Prior for a covariance matrix

Hi Everyone,

I am stuck in a fix.
I want to sample a covariance matrix \Sigma_e.
So, I am using Inv-Wishart distribution to sample \Sigma_e using scale matrix \Lambda and degree of freedom v. And then use this covariance matrix \Sigma_e as a parameter in Multivariate normal distribution.
Everything works fine if the dimension of the covariance matrix is small e.g., ten or less, but if the dimension of the matrix is large, e.g., 11 or more.
The model does not fit properly and shows fitting errors.
Can anyone help me understand what is happening and how could I fix it?

sigma_err   ~    inv_wishart(sigma_error_dof, diag_matrix(rep_vector(sigma_error_variance,N)));
count       ~    multi_normal(count_hat, sigma_err);

this is the error that i am getting:

Exception: inv_wishart_lpdf: LDLT_Factor of random variable is not positive definite.  last conditional variance is -4.44089e-16.

How did you declare sigma_err? Try

cov_matrix[K] sigma_err;

If this does not help, we recommend using the LKJ distribution and it’s cholesky decomposition. See the Stan manual.
It’s much faster and numerically stable.

This is how I am modelling the process,

model_code = """
    data {
        matrix[24, 6]         X[75];
        vector[75]            crime_count[24];
    }

    parameters {
        vector[75]            alpha;
        vector[6]             beta[75];
        cov_matrix[75]        sigma_err;
    }

    transformed parameters {
        vector[75]            crime_count_hat[24];
        for(j in 1:75) {
            for(t in 1:24) {
                crime_count_hat[t, j] = alpha[j] + dot_product(X[j, t], beta[j]);
            }
        }
    }
    
    model {
        alpha       ~    normal(0, 100);
        beta        ~    multi_normal(rep_vector(0, 6), diag_matrix(rep_vector(50,6)));
        sigma_err   ~    inv_wishart(76, diag_matrix(rep_vector(0.1, 75)));
        crime_count ~    multi_normal(crime_count_hat, sigma_err);
    }
    """

I have tried passing different values to the scale matrix, instead of 0.1, for e.g. 100, 1000

But in each case, it gives same error.

I know it’s not ideal. If you want to keep the inverse wishart, you may use the barlett decomposition of the wishart distribution and since it’s triangular the calc. of it’s inverse is cheap. There is a chapter in Stan’s manual too.
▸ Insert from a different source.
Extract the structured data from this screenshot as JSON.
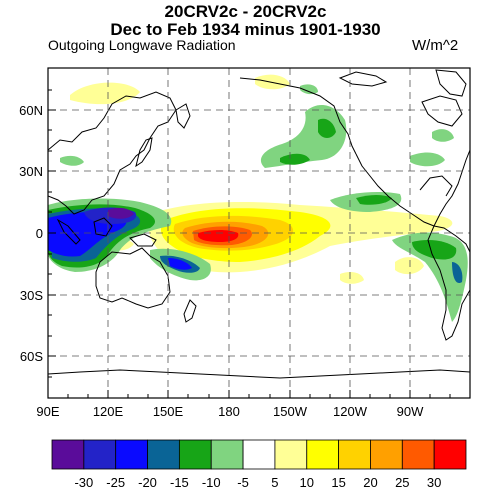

Could you provide me with a link. It seem I am not able to find it.

If possible , can you help me with a example code for bartlett decomposition of the Wishart distribution?

Pages 280ff, especially 282-283.

Thank you.

Is there any way we can put some kind of try-catch construct around inv-wishart sampling, so that when samples are not positive definite it just resamples until it finds one?

I don’t think it’s the way to go.
You can provide your own initialization, which helps with high-dimensional LKJ sampling problems, which is the way recommended to sample a covariance matrix.
What you can try is to sample from a wishart distribution apply the cholesky decomposition and invert it.